Неужели все это было когда-то — такой же тихий, прохладный день после ночного дождя, и голубые лоскуты неба, разбросанные в просыхающих лужах, и голос курицы, неизменно ликующей оттого, что принесла миру новое будущее существо, и корова с розовым мраморным выменем, потянувшаяся к хлебу-соли, которые он не сообразил захватить из дома.

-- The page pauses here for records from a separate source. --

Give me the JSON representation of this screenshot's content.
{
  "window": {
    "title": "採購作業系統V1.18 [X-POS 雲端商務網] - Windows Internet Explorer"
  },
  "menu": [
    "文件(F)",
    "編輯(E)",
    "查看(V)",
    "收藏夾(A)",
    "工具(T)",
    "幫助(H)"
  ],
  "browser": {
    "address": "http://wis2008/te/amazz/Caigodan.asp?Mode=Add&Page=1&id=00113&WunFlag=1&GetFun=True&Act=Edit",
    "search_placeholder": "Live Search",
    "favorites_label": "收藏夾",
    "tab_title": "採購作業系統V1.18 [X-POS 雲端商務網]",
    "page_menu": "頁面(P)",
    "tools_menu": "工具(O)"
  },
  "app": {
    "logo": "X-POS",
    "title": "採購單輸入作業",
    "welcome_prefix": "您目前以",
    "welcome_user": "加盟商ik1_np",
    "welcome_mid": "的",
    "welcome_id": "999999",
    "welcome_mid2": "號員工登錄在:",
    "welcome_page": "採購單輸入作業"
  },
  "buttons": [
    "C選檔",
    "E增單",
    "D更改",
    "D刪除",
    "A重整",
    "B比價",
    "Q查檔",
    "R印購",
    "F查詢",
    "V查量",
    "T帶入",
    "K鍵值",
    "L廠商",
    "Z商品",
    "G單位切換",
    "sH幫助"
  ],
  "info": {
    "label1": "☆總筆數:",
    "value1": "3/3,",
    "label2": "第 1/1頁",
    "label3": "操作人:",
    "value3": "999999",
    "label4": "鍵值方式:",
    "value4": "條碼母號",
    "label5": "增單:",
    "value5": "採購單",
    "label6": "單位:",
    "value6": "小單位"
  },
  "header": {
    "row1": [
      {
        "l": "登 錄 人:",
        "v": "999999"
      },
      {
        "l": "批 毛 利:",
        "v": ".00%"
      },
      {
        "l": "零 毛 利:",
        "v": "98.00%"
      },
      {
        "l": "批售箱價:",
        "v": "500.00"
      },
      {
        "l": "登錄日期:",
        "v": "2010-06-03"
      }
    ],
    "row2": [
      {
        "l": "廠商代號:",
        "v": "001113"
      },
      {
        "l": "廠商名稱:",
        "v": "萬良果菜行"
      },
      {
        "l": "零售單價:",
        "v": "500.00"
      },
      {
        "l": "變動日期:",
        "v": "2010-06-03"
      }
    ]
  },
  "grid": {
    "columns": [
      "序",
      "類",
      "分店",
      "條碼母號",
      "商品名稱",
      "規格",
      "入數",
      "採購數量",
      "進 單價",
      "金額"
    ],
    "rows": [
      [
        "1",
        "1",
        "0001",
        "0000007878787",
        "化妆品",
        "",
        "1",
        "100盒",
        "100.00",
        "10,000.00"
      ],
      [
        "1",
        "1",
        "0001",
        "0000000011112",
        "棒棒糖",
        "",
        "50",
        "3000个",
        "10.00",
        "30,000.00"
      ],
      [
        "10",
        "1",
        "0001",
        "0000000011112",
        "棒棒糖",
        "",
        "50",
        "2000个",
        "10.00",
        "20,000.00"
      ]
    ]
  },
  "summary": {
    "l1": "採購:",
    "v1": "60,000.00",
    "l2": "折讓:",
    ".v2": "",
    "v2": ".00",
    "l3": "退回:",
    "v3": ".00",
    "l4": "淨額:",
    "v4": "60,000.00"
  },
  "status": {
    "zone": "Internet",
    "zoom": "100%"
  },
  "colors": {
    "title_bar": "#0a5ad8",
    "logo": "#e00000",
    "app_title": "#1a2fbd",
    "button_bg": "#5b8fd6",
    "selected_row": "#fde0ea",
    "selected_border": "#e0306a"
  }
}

А домом была теперь квартирка сестры Сони, сельской акушерки, никуда не ушедшей из их родной Гордеевки, навсегда оставшейся здесь, успевшей стать матерью двух детей, двух сыновей, успевшей и потерять их обоих на войне... И если бы не проектируемая ветка железной дороги, которая должна пройти поблизости, может быть, и не заглянул бы он в родное село, но под выходной день его с ветерком подвезли на дрезине, шедшей в эту сторону, к ближней станции, он до утренней зари зашагал он сначала полем, в голубом, рассветном тумане, потом леском, сыпавшим на него со всех своих веток и листьев капли ночного дождя, и, почти насквозь промокший, но полный такой позабытой свежести, подошел к спящему дому сестры.

Он постучал в запотевшее окно, и почти сейчас же показалось изнутри лицо сестры, привыкшей ко всяким неожиданным вызовам.

— Человек рождается не по календарю и не по часам, Саввушка, — сказала сестра позднее, когда они сидели за утренним чаем и большой, рыжий, памятный с детства самовар, еще бабушкин самовар, мирно сипел, приглашая к трудовому дню. — Дети рождаются, когда им приспичило появиться на свет божий... а кто их знает, когда им приспичит, но только я наблюдаю, что чаще всего по утрам приспичит. Есть в этом какое-то правило, приняла я на своем веку будущих советских граждан — дай бог, а все еще не разберусь в этом правиле.